Exploring Generative AI: Ambiguous Prompts with Unrelated Keywords

The prompt was: “surprise me with the most silly, useless, blog post you can think of. Make use of the words constitutionally, enema, astute, curmudgeon, osteopathic, exponential, douche, hemorrhoid, cauliflower.”

I present to you: the magnum opus of wellness journalism. Gerald the hemorrhoid remains unavailable for comment.

I Constitutionally Cannot Stop Thinking About Cauliflower: A Deeply Personal Investigation

It began on a Tuesday. I was standing in my osteopathic wellness studio — which is to say, my garage — holding a head of cauliflower and feeling, for reasons I cannot fully articulate, that I had finally understood the universe. The cauliflower said nothing back. And yet.

I am, by any reasonable measure, a curmudgeon. I distrust green smoothies, motivational posters, and anyone who uses the word “journey” to describe going to the shops. But cauliflower has done something to me. It has, in the most technical sense, changed my whole thing.

“The cauliflower is not a vegetable.
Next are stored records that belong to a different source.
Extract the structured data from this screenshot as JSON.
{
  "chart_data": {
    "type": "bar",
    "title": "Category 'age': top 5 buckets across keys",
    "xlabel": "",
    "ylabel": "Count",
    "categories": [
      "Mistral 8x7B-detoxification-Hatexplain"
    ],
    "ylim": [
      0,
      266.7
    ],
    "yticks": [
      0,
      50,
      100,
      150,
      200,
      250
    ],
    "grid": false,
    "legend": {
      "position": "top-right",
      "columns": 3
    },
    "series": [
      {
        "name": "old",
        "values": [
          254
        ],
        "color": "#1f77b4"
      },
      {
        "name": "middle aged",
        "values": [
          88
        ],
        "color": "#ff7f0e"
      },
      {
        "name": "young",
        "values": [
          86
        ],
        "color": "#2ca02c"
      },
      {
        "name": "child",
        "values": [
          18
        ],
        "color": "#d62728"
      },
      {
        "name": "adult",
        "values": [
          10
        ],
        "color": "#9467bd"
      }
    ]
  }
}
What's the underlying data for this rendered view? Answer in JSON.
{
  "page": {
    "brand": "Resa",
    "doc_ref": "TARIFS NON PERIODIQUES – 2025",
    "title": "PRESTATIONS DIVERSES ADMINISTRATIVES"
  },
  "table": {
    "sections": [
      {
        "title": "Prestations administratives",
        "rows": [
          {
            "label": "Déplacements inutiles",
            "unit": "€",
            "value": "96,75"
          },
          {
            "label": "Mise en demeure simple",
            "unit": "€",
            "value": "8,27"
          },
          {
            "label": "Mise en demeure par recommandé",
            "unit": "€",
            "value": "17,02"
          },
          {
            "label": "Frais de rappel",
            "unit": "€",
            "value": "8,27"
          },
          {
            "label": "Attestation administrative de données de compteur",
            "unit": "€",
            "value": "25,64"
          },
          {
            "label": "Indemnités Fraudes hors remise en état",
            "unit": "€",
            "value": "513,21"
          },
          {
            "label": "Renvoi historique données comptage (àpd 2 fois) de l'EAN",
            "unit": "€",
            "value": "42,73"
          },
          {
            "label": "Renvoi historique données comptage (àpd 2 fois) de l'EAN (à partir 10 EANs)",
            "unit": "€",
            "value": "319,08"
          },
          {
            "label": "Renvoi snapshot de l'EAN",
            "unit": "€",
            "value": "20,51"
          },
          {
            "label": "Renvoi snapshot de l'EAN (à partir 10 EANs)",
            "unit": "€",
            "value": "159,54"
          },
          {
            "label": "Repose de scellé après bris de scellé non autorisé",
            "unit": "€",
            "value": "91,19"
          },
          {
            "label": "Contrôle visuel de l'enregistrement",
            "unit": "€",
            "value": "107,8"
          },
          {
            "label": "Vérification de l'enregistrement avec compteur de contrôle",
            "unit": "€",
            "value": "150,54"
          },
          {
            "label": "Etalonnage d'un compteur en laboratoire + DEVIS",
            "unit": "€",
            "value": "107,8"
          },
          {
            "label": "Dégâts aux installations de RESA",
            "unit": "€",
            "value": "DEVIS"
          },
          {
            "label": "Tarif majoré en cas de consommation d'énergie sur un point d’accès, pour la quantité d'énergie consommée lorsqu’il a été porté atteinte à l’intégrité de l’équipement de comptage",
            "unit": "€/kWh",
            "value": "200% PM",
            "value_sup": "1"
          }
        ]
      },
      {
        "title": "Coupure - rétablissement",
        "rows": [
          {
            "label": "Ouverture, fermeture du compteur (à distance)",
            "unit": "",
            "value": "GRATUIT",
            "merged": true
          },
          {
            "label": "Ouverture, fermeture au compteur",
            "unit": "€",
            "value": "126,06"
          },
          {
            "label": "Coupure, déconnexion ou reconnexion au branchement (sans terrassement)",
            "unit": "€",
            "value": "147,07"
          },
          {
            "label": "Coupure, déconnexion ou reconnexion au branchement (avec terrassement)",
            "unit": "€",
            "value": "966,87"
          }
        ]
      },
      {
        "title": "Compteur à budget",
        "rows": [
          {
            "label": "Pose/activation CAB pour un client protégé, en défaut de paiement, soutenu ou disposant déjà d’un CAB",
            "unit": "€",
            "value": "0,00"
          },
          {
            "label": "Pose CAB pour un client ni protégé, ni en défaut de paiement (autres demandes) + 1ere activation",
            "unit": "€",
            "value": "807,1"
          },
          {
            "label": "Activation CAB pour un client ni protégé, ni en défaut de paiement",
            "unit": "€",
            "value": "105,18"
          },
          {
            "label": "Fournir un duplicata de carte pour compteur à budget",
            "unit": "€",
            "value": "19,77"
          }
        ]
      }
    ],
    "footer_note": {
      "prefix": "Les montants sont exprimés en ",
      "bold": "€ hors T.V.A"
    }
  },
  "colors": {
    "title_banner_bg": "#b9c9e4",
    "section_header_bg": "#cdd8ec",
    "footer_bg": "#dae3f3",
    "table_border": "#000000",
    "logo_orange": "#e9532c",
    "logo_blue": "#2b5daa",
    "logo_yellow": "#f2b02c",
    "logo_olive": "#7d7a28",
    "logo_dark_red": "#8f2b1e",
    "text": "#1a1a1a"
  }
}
It is a lifestyle. It is also, regrettably, still a vegetable.”

The astute reader will notice I have not yet made a single useful claim. This is intentional. What follows is my exponential journey into the deepest cauliflower lore known to suburban man.

First, the wellness industry. I have consumed, at my osteopathic practitioner’s suggestion, a great many things I should not have. There was a period of three weeks where I drank what can only be described as a liquid cauliflower enema in a glass every morning. My osteopathic advisor — a woman who communicates exclusively in crystals and alarming certainty — assured me this was constitutionally necessary for what she called “deep gut sovereignty.” I developed exponential gas. The neighbours have not forgiven me.
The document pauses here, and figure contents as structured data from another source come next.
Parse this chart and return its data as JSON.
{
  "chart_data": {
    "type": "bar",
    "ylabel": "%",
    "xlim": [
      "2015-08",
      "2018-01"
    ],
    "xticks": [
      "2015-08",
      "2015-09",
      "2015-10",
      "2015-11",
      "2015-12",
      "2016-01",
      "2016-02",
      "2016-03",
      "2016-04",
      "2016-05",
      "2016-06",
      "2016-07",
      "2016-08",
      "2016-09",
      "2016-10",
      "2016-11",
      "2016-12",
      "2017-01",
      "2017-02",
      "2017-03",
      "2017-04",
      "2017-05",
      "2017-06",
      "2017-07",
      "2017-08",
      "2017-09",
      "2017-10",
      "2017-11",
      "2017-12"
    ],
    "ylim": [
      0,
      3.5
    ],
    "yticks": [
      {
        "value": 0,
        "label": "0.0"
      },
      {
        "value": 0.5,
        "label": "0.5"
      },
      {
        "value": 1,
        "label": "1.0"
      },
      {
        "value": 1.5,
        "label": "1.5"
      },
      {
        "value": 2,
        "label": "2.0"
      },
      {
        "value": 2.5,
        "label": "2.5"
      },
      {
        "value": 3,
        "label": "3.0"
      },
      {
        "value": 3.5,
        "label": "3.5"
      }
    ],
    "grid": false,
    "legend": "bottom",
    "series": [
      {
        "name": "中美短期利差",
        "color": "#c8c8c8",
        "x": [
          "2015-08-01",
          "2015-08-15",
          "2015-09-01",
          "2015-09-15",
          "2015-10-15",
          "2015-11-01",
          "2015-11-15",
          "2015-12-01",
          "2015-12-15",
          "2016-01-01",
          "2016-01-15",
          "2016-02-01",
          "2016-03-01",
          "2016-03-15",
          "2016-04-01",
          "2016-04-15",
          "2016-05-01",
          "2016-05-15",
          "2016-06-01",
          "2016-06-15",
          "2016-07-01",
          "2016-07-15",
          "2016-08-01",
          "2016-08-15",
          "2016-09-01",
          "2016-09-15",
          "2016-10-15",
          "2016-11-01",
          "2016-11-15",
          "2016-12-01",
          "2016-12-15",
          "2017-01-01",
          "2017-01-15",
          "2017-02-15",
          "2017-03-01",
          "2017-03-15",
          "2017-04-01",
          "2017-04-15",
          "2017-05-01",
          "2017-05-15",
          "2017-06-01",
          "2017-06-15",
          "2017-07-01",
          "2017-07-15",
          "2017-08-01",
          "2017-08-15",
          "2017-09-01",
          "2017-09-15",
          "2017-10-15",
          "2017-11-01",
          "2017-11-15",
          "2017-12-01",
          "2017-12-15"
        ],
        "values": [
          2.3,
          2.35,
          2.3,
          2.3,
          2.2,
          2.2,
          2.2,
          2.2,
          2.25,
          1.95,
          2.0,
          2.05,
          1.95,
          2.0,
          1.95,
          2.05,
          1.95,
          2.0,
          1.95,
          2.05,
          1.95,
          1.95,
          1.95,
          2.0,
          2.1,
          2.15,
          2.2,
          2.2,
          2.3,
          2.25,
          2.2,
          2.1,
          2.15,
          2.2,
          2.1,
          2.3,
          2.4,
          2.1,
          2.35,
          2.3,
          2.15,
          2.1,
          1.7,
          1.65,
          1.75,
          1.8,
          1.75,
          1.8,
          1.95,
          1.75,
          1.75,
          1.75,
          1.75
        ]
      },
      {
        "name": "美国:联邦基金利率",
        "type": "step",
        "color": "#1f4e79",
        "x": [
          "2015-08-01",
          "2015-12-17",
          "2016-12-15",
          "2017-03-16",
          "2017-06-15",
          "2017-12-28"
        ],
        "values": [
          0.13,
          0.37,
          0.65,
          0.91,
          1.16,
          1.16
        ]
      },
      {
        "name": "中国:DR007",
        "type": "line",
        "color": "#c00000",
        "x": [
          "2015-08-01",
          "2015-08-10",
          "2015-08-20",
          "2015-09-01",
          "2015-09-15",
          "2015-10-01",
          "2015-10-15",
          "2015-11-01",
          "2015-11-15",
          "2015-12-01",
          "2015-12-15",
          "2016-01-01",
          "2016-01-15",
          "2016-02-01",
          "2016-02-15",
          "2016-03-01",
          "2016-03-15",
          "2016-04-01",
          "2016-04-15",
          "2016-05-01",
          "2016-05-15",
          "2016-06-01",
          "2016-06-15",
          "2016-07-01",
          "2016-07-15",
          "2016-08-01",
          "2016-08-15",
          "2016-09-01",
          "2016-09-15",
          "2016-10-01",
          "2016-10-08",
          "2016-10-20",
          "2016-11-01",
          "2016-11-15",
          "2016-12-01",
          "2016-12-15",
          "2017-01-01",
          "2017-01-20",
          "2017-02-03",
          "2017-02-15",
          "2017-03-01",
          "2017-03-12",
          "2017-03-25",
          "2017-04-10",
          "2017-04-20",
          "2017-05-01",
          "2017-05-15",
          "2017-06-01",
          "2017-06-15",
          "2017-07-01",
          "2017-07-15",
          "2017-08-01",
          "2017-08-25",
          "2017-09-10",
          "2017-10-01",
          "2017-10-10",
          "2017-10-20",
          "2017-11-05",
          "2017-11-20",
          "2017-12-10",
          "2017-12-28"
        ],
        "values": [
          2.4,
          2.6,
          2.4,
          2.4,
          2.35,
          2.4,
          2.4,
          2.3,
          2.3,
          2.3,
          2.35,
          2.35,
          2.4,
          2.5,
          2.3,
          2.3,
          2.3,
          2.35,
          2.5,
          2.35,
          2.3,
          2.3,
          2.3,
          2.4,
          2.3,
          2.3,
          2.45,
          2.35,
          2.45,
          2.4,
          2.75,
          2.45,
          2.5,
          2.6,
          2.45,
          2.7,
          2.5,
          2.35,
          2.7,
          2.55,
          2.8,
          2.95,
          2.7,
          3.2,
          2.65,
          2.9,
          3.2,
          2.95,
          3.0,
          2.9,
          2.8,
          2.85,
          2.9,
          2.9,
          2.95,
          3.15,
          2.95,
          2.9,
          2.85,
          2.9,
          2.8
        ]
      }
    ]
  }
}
Then came the douche phase. Not literally — I mean the insufferable phase where I became that person at dinner parties. The person who asks if the cauliflower was ethically grown. The person who brings his own cauliflower. The person who, upon being served regular broccoli, physically recoils and says “ah, the poor man’s cauliflower” before being asked to leave. I was a cauliflower douche. I owned this. I had business cards printed.

“My hemorrhoid, which I have named Gerald, has an opinion about cauliflower rice. Gerald is wrong.”

The hemorrhoid era began during my exponential cauliflower consumption phase, and I blame no one but myself and the seven pounds of raw cauliflower I ate in a single sitting while watching a documentary about osteopathic medicine that turned out to be a three-hour infomercial. My GP, an astute woman who barely conceals her contempt for me, suggested I eat less cauliflower. I told her I was constitutionally unable to do so. She handed me a leaflet.

Here is what I have learned: cauliflower is constitutionally inoffensive, exponentially versatile, and deeply, profoundly unremarkable. It will not heal your hemorrhoid (Gerald is still there, with opinions). It will not make you less of a curmudgeon (I remain one). An astute analysis of my life would suggest that my relationship with cauliflower has been a prolonged, osteopathic-adjacent, douche-adjacent, enema-adjacent exercise in missing the point entirely.

And yet. The cauliflower remains. Luminous. Fractal. A little bit smug.

I’ll see you at the farmers market, where I will be constitutionally unable to stop myself from explaining why this particular cauliflower has exponential energy to a stranger who only wanted to buy it for soup.

Author’s note: No cauliflower was harmed in the writing of this post. Gerald the hemorrhoid could not be reached for comment. This post has not been reviewed by any osteopathic board, medical institution, or person with functioning critical faculties. If you came here for advice, please leave. If you came here for cauliflower content, there is marginally more of it here.